Durante la jornada, los activistas entregaron un pliego con 12 peticiones, solicitando una investigación imparcial sobre lo ocurrido. Asimismo, instaron a la Fiscalía, bajo la gestión de Larry Devoe, a difundir los registros audiovisuales de la protesta, a pesar de que la institución sostiene que se actuó bajo los protocolos establecidos.
Con pancartas y retratos de sus allegados, los manifestantes demandaron el cierre definitivo de los espacios señalados como centros de tortura, haciendo énfasis en Rodeo I, lugar donde permanecen recluidos al menos 24 ciudadanos extranjeros.
Jessica Castro, familiar de uno de los afectados, expuso las condiciones inhumanas a las que son sometidos, destacando la restricción de alimentos a solo cuatro días por semana y el castigo de mantener a los internos desnudos en áreas de aislamiento. Ante este panorama, los denunciantes solicitaron la intervención de la Cruz Roja Internacional, advirtiendo que la vida de los detenidos corre peligro bajo las actuales condiciones de reclusión.

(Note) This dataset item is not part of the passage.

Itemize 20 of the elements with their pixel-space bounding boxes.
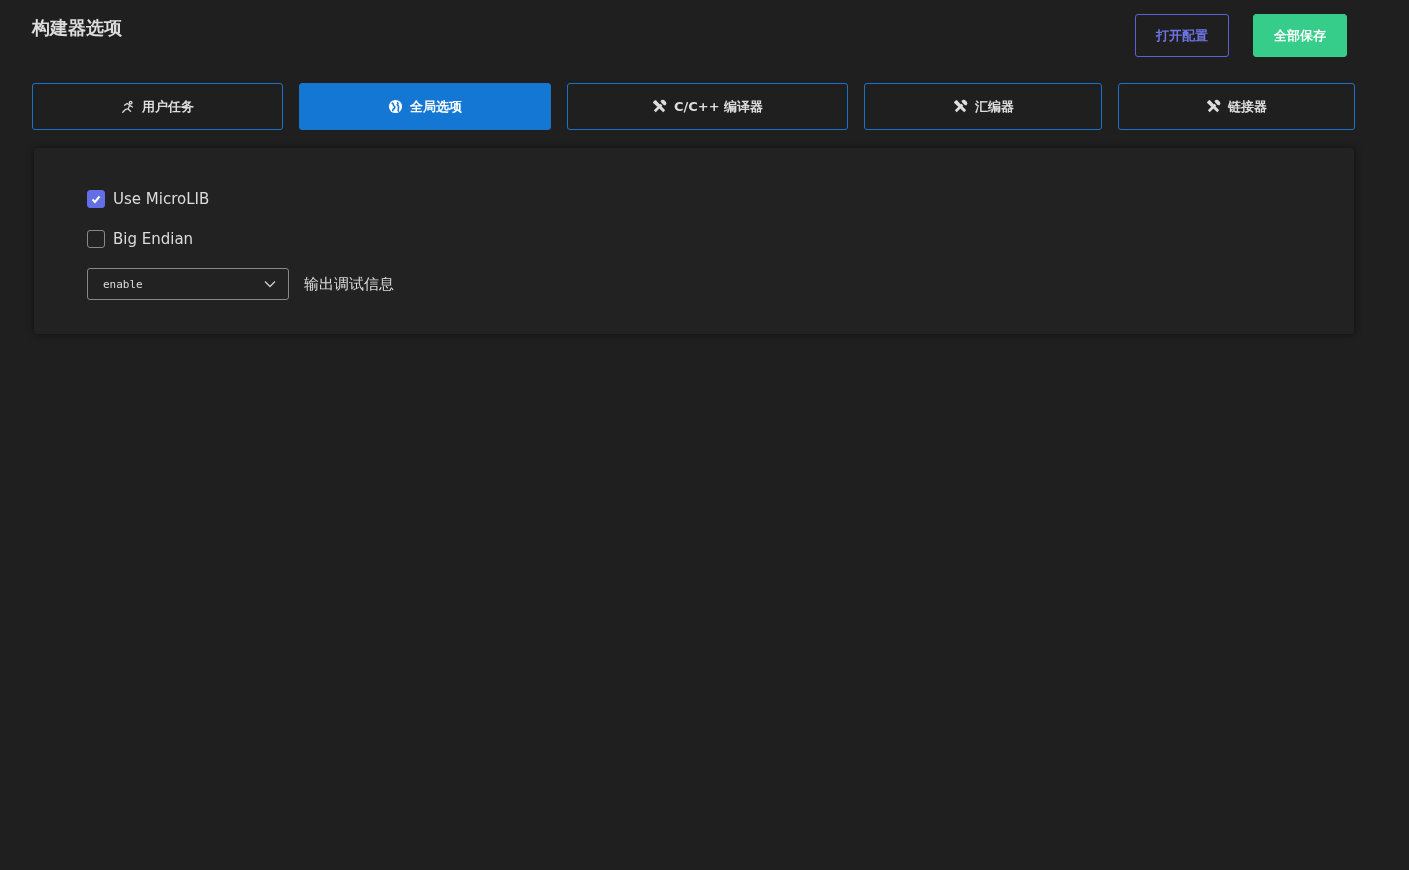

El Clipp detalló que la protesta original surgió como respuesta a las deplorables condiciones sanitarias, incluyendo la presencia de letrinas abiertas en las celdas. La respuesta de los cuerpos de seguridad incluyó el uso de gas lacrimógeno y pimienta, provocando cuadros de asfixia, además de la posterior prohibición de visitas familiares como medida de represalia contra quienes denunciaron los hechos.